"An Upset-Mitigated FPGA-based High Performance Compute Platform for Space Applications"
Gary Swift and Greg Allen
JPL/Caltech
Abstract
The use of reconfigurable FPGAs with embedded processors in space systems is an enabling technology that will allow significant computing power and avionic performance in a small form factor and with low power requirements. A reference compute platform is presented in this paper based on a Xilinx Virtex-II Pro FPGA with two embedded PowerPC 405 processors. This platform is scalable, has high computing performance and is easily integrated into spaceflight avionics and instruments. Most of its features, including acceptable total dose and single-event latchup performance are given by the choice of FPGA. The largest effort in the platforms’s development is the development and in-beam verification of upset-mitigated IP cores build a robust system. This effort was necessary because of the innate “softness” of SRAM configuration cells to single-event upsets.

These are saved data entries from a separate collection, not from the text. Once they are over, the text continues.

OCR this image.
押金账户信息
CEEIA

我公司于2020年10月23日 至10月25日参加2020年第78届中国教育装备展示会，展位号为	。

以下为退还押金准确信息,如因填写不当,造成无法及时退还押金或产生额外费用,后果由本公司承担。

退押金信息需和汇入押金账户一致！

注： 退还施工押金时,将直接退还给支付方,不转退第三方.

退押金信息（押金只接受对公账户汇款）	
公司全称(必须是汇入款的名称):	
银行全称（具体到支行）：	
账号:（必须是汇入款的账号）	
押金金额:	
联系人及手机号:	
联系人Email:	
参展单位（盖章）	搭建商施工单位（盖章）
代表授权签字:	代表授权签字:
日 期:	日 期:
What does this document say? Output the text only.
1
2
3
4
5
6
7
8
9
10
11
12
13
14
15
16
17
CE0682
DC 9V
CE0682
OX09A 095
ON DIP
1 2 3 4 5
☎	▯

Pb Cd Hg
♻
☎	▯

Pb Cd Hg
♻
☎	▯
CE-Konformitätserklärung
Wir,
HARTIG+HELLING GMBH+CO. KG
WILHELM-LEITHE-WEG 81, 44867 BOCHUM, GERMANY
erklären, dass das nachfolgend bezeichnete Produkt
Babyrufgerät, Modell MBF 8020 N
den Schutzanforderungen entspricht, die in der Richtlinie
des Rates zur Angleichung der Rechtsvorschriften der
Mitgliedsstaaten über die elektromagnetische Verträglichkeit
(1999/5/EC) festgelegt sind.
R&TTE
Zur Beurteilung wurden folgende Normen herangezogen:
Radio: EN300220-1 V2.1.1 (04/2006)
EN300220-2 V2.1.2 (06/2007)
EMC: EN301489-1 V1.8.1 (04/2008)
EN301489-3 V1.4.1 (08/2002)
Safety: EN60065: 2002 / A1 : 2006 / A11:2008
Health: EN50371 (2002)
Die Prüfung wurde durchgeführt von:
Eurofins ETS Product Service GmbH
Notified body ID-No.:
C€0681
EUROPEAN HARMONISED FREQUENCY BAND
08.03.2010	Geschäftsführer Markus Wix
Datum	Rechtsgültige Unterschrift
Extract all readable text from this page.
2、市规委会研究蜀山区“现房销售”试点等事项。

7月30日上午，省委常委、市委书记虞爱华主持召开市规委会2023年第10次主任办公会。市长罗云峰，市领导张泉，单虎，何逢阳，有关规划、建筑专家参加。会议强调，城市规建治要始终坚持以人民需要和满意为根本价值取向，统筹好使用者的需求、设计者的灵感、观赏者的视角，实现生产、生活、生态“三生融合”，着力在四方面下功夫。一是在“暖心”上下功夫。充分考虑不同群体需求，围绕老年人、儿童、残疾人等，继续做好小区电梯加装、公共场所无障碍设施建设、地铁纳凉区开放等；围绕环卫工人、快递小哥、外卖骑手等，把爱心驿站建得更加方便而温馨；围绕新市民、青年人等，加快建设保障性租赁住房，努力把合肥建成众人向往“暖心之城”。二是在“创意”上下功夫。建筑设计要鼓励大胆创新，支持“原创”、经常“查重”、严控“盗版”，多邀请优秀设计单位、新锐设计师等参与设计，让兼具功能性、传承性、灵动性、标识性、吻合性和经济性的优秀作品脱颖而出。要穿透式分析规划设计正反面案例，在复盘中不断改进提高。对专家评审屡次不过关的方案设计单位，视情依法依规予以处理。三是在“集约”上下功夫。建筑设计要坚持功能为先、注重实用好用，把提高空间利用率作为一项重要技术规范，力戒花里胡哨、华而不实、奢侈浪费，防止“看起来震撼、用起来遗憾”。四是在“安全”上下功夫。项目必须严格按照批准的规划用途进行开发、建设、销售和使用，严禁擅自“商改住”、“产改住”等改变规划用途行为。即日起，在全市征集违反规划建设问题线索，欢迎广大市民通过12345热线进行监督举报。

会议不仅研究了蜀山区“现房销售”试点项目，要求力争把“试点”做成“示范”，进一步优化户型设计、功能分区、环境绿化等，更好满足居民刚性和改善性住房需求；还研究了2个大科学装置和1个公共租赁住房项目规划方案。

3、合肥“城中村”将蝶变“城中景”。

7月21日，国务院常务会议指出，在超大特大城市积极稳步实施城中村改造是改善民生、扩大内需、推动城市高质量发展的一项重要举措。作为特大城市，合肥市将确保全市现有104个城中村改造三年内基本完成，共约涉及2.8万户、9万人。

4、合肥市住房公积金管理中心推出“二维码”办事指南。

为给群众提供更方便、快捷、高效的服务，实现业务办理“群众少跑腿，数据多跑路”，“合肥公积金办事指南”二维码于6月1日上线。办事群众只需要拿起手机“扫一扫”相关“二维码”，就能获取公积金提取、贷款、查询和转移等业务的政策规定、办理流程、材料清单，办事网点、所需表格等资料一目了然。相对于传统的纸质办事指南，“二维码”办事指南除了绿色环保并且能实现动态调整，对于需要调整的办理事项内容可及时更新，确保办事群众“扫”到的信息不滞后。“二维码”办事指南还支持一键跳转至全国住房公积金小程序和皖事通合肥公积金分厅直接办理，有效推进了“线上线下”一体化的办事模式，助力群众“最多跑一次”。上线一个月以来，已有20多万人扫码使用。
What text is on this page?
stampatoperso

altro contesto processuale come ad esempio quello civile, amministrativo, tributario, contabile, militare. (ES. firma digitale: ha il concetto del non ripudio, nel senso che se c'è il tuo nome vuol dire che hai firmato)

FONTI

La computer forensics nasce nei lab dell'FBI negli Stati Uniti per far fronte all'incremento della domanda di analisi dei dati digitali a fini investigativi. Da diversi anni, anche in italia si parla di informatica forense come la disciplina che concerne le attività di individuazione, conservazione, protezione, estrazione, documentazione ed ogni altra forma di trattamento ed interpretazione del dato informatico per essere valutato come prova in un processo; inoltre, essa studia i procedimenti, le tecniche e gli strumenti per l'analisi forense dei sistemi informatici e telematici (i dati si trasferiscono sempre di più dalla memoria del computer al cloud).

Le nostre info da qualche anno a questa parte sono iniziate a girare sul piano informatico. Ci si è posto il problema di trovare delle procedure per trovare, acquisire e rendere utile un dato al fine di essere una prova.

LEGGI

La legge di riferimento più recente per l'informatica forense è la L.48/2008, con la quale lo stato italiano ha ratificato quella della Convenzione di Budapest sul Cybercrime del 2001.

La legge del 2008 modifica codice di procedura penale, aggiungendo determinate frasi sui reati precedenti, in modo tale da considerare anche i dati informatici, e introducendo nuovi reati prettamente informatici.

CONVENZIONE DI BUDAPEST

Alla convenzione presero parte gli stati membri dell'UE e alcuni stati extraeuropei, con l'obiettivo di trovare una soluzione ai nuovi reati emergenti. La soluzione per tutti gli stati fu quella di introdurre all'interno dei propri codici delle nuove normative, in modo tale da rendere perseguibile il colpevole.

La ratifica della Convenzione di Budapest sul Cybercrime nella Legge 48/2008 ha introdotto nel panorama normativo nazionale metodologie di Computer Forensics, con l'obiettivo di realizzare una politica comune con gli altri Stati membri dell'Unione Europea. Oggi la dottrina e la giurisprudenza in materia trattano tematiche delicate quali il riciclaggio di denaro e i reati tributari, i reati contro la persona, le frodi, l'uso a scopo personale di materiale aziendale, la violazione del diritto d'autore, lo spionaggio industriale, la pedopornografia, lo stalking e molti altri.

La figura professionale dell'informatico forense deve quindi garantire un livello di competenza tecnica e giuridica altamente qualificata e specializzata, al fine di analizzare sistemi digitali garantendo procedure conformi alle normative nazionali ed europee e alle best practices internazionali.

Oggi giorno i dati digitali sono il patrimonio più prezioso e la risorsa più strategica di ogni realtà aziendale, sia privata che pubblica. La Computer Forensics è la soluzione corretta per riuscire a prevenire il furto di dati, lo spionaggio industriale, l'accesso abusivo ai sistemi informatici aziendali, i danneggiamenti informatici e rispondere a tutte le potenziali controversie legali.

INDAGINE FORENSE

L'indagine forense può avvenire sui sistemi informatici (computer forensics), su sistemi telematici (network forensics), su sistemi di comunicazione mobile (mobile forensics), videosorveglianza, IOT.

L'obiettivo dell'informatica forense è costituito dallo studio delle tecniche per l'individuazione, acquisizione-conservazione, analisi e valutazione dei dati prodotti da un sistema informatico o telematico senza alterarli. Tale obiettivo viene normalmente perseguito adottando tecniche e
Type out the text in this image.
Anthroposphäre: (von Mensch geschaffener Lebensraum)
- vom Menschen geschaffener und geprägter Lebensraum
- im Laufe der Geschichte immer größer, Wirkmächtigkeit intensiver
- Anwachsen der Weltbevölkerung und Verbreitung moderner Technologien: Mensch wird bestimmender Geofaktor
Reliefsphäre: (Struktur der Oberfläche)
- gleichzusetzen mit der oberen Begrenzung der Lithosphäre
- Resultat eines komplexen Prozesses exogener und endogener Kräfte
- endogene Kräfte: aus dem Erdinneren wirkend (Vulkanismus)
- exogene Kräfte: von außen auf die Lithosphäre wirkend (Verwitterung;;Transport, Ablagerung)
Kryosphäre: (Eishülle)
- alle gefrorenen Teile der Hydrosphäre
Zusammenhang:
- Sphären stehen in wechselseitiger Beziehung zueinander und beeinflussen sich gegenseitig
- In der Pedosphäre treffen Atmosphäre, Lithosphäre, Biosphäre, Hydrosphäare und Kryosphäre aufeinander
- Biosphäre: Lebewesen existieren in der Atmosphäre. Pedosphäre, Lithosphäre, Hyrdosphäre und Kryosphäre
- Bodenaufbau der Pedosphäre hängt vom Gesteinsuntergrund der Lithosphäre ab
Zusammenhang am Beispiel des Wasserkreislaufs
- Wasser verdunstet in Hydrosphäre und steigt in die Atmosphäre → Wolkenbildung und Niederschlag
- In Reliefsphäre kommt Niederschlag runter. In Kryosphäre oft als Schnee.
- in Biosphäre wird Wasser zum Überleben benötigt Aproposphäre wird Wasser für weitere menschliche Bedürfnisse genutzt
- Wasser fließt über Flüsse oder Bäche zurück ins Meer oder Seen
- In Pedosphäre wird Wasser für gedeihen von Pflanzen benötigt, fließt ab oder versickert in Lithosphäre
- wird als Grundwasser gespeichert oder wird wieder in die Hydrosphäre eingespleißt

Five primary IP cores were developed and tested to “complete” FPGA-based computer: (1) Lockstep dual processor operation, (2) a triplicated BlockRAM scrubbing engine, (3) a configuration manager, including self-scrubbing and single-event functional interrupt (SEFI) detection, (4) a memory interface for external SDRAM and (5) a memory interface for external non-volatile RAM, i.e., a flash memory controller. Block diagrams and in-beam test results will be shown; an overview is shown below.